Some developers and utilities have already diverted funds from gas.

In Europe's five largest power markets - Britain, France, Germany, Italy and Spain - developers have announced more than 60 gigawatts of new gas plant projects, S&P Global (NYSE:SPGI) Market Intelligence figures show, although they are not all likely to be built.

A report by U.S.-based thinktank Global Energy Monitor in April said that building all the gas infrastructure planned or under way in the European Union would create 87 billion euros ($105 billion) of stranded asset risk.

Gas projects worth some 30 billion euros were cancelled, delayed or indefinitely postponed last year as they struggled to find funding.

The costs of renewables are expected to continue falling, while gas plant owners are exposed to EU carbon prices, which have hit record levels above 50 euros a tonne, and volatile wholesale energy prices.

If CCS is required by regulators, that would add on several euro cents a kilowatt hour more, analysts say, as CCS requires additional infrastructure and means overall more fuel is needed to produce the same amount of electricity.

Gas generation remains a quick, effective way to bring on new capacity to meet demand.

As utilities shy away from committing to it, several European governments are looking at importing more power and liquefied natural gas, as well as paying operators to keep gas plants available at short-notice as standby capacity. That could also inflate consumer energy bills.

GREATER SCRUTINY

Elsewhere, gas plants might not have the same struggle. The Oxford Institute for Energy Studies said China could add 40-50 GW of new gas-fired power capacity by 2025 to 140–150 GW, up 50% from current levels, as the government tries to limit coal consumption.

But in Europe, where coal is already hard to finance, lending institutions and governments have moved on to tightening requirements for funding gas projects.
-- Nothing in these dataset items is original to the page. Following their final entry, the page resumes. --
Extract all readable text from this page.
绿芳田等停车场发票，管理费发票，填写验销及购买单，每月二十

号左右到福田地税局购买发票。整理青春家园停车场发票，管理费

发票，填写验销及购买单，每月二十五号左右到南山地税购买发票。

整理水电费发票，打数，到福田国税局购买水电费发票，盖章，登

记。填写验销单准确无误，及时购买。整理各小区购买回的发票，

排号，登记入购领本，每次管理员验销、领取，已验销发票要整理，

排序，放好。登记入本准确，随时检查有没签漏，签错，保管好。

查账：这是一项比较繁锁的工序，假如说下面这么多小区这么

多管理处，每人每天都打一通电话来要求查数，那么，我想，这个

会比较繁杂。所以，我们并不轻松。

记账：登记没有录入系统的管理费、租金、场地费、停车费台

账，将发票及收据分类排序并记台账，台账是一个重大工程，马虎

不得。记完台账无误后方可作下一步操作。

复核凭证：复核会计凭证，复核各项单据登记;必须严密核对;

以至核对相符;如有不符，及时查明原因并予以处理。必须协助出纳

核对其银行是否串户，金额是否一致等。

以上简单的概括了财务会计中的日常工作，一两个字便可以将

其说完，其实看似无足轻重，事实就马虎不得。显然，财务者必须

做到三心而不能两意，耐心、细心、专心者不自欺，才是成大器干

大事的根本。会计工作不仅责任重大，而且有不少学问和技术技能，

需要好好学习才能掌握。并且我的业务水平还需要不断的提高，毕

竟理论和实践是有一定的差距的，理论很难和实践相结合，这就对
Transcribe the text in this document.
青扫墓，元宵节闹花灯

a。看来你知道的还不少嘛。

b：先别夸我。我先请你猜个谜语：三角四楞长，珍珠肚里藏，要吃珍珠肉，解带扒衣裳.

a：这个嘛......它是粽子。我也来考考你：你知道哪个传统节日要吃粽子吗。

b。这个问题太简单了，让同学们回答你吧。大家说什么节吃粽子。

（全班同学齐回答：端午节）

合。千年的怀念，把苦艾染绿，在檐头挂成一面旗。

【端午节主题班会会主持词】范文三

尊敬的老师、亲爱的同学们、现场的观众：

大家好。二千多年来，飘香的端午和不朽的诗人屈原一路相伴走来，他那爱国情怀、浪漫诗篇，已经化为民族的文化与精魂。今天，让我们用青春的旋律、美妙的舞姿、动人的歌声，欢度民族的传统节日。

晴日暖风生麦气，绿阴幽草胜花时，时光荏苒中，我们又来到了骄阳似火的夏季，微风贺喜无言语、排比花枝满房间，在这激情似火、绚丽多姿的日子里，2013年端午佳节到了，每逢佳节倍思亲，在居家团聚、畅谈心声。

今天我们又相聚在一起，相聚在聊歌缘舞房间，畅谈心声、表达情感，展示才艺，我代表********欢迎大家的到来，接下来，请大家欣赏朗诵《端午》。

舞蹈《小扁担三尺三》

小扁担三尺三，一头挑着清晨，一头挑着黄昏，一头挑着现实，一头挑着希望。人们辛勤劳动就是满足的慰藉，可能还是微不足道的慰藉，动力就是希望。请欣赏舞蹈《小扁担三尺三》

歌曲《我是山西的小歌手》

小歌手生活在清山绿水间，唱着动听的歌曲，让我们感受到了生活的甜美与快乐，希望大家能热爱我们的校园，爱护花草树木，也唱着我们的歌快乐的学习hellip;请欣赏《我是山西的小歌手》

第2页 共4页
The European Investment Bank, Europe's largest public lender, has revamped its lending policy to largely exclude new gas infrastructure from the end of this year.

"To put it mildly, gas is over...Without the end to the use of unabated fossil fuels, we will not be able to reach the climate targets," EIB president Werner Hoyer said in January.

The European Commission has proposed rules to restrict funding for natural gas projects because of the risk they pose to the bloc’s climate goals.

Industry and some governments have lobbied hard as the Commission also considers how to classify power plants fuelled by natural gas under its sustainable finance taxonomy and it has delayed the decision until later this year.

If gas power plants are classified as green provided they are equipped with CCS, that would allow them to be marketed in Europe as sustainable investments from next year.

Even with that, the end of Europe's gas era could be in sight.

"The window for (building) conventional gas generation does seem to be narrowing. We have the feeling you have to get material gas investments done by the mid-decade unless pairing it with CCS or doing something creative with hydrogen," said Murray Douglas, research director at consultancy Wood Mackenzie.

© Reuters. FILE PHOTO: Energy company RWE npower's new gas-fired Pembroke Power Station, the largest of its type in Europe, is seen during its completion ceremony in Pembroke, Wales September 19, 2012.  REUTERS/Rebecca Naden

"But we still need something to plug the (supply) gap over the next 10-15 years so gas will have to remain part of the power mix."